Before attempting this problem, you should be comfortable with:

  • Array Iteration - Traversing rows of a 2D grid and processing each element
  • String Counting - Counting occurrences of a specific character in a string
  • Basic Math (Multiplication) - Understanding that pairs between two groups form a * b combinations

1. Counting

Intuition

Laser beams only form between adjacent rows that contain at least one security device. If one row has a devices and the next non-empty row has b devices, they form a * b beams. We track the count from the previous non-empty row and multiply it by the current row's count whenever we encounter a new row with devices.

Algorithm

  1. Initialize prev with the count of '1's in the first row and res to zero.
  2. For each subsequent row, count the number of '1's (curr).
  3. If curr > 0, add prev * curr to res and update prev = curr.
  4. Return res.
class Solution:
    def numberOfBeams(self, bank: List[str]) -> int:
        prev = bank[0].count("1")
        res = 0

        for i in range(1, len(bank)):
            curr = bank[i].count("1")
            if curr:
                res += prev * curr
                prev = curr

        return res

Time & Space Complexity

  • Time complexity: O(mn)O(m * n)
  • Space complexity: O(1)O(1) extra space.

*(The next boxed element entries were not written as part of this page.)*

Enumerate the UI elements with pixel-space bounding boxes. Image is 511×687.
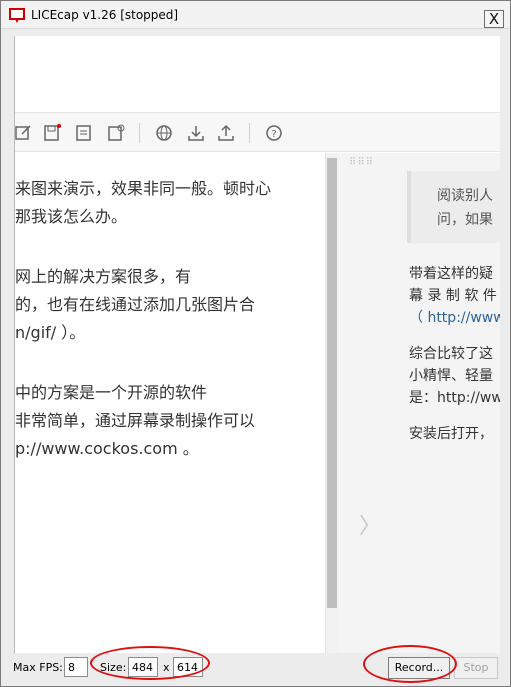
- preview-link-line[interactable]: （ http://www: [409, 307, 500, 327]
- quote-line: 问，如果: [437, 212, 493, 228]
- max-fps-label: Max FPS:: [13, 661, 63, 674]
- globe-icon[interactable]: [155, 124, 173, 142]
- licecap-app-icon: [9, 8, 25, 23]
- preview-line: 安装后打开，: [409, 426, 493, 442]
- capture-area: ? 来图来演示，效果非同一般。顿时心 那我该怎么办。 网上的解决方案很多，有 的…: [14, 36, 500, 653]
- size-label: Size:: [100, 661, 127, 674]
- document-icon[interactable]: [75, 124, 93, 142]
- title-bar[interactable]: LICEcap v1.26 [stopped] X: [1, 1, 510, 29]
- editor-line: 非常简单，通过屏幕录制操作可以: [15, 411, 256, 430]
- upload-icon[interactable]: [217, 124, 235, 142]
- quote-line: 阅读别人: [437, 188, 493, 204]
- toolbar-separator: [139, 123, 140, 143]
- preview-line: 综合比较了这: [409, 346, 493, 362]
- max-fps-input[interactable]: 8: [64, 657, 88, 677]
- editor-line: 中的方案是一个开源的软件: [15, 383, 208, 402]
- download-icon[interactable]: [187, 124, 205, 142]
- editor-line: n/gif/ ）。: [15, 323, 86, 342]
- size-x-label: x: [163, 661, 170, 674]
- chevron-right-icon: 〉: [359, 514, 382, 539]
- toolbar-separator: [249, 123, 250, 143]
- editor-scrollbar-thumb[interactable]: [327, 158, 337, 608]
- window-title: LICEcap v1.26 [stopped]: [31, 8, 179, 22]
- help-icon[interactable]: ?: [265, 124, 283, 142]
- editor-line: 来图来演示，效果非同一般。顿时心: [15, 179, 272, 198]
- preview-line: 是：http://ww: [409, 390, 500, 406]
- editor-link-line[interactable]: p://www.cockos.com 。: [15, 435, 199, 459]
- markdown-editor-pane[interactable]: 来图来演示，效果非同一般。顿时心 那我该怎么办。 网上的解决方案很多，有 的，也…: [15, 153, 325, 653]
- licecap-window: LICEcap v1.26 [stopped] X ? 来图来演示，效果非同一般…: [0, 0, 511, 687]
- settings-document-icon[interactable]: [107, 124, 125, 142]
- preview-line: 小精悍、轻量: [409, 368, 493, 384]
- drag-handle-icon[interactable]: ⠿⠿⠿: [349, 157, 374, 168]
- editor-line: 那我该怎么办。: [15, 207, 128, 226]
- preview-line: 带着这样的疑: [409, 266, 493, 282]
- preview-pane: ⠿⠿⠿ 阅读别人 问，如果 带着这样的疑 幕 录 制 软 件 （ http://…: [339, 153, 500, 653]
- height-input[interactable]: 614: [173, 657, 203, 677]
- save-icon[interactable]: [43, 124, 61, 142]
- preview-line: 幕 录 制 软 件: [409, 288, 497, 304]
- record-button[interactable]: Record...: [388, 657, 450, 679]
- width-input[interactable]: 484: [128, 657, 158, 677]
- editor-line: 的，也有在线通过添加几张图片合: [15, 295, 256, 314]
- licecap-controls: Max FPS: 8 Size: 484 x 614 Record... Sto…: [1, 654, 510, 686]
- editor-toolbar: ?: [15, 112, 500, 152]
- preview-blockquote: 阅读别人 问，如果: [407, 171, 500, 243]
- edit-icon[interactable]: [15, 124, 33, 142]
- svg-text:?: ?: [271, 129, 276, 140]
- editor-line: 网上的解决方案很多，有: [15, 267, 192, 286]
- close-button[interactable]: X: [484, 10, 504, 28]
- stop-button[interactable]: Stop: [454, 657, 498, 679]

Where mm is the number of rows and nn is the number of columns.

Common Pitfalls

Counting Empty Rows in Beam Calculations

Rows with zero security devices should be skipped entirely. A common mistake is to update prev = 0 when encountering an empty row, which resets the chain and causes incorrect beam counts. Only update prev when curr > 0.

Multiplying Beams Between Non-Adjacent Rows

The problem states beams form between adjacent rows containing devices. This means if rows 0 and 2 have devices but row 1 is empty, beams still form between rows 0 and 2. The key insight is that "adjacent" refers to consecutive non-empty rows, not consecutive row indices.

Off-by-One Errors with Row Iteration

When iterating from row 1 to the end, ensure prev is initialized correctly from row 0. Starting the loop at index 0 and trying to access bank[-1] or similar patterns will cause index errors or incorrect initialization.